Come è noto, le punizioni oltre a scoraggiare gli atti di delinquenza servono soprattutto a far riconoscere l’errore e trasmettere un nuovo quadro valoriale. Ma questa metodologia è efficace con tutti i tipi di criminali? Un recente studio dell’università di Montreal sostiene di no.

Secondo Blackwood, un criminale con tratti psicopatici presenta delle caratteristiche diverse da un criminale comune, primo fra tutti è l’incapacità di apprendere dalle punizioni. Criminali di questo tipo sembra non traggano alcun beneficio dai programmi di riabilitazione: hanno tassi maggiori di recidività e scontare la pena sembra non influenzi affatto la loro condotta.

Visto che in media uno su cinque dei criminali violenti è anche psicopatico, fare un tentativo per identificare i meccanismi neurali sottostanti il loro comportamento è indispensabile per sviluppare interventi più efficaci.

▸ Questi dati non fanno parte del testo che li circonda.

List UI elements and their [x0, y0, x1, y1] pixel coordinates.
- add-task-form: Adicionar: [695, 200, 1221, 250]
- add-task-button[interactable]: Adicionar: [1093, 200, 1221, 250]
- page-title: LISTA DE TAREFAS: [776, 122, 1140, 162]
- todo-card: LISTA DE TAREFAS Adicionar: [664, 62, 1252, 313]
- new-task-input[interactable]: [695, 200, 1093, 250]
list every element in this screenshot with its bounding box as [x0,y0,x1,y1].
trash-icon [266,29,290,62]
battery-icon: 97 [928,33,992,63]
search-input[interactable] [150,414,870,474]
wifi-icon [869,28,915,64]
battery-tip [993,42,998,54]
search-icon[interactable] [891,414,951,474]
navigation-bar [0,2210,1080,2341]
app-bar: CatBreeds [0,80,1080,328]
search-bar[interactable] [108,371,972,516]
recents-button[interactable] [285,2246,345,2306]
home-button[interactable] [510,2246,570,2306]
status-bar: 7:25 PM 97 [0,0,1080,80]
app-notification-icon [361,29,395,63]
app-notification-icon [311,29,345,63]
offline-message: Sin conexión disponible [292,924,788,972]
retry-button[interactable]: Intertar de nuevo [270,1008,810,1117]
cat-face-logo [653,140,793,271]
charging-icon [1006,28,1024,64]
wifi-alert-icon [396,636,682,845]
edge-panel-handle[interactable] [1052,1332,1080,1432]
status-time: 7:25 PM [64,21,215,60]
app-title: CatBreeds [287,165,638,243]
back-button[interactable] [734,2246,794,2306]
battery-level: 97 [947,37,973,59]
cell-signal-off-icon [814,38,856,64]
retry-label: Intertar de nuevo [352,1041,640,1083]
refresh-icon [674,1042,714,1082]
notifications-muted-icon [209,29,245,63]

In questa ricerca gli autori hanno utilizzato le Immagini di Risonanza Magnetica per studiare la struttura e le funzioni cerebrali in un campione di criminali violenti (condannati per omicidio, stupro, tentato omicidio e lesioni personali gravi) in Inghilterra; 12 di loro con diagnosi di disturbo di personalità antisociale e psicopatia, 20 presentavano un disturbo di personalità antisociale ma non erano diagnosticati psicopatici e il gruppo di controllo era invece composto da 18 non-criminali sani.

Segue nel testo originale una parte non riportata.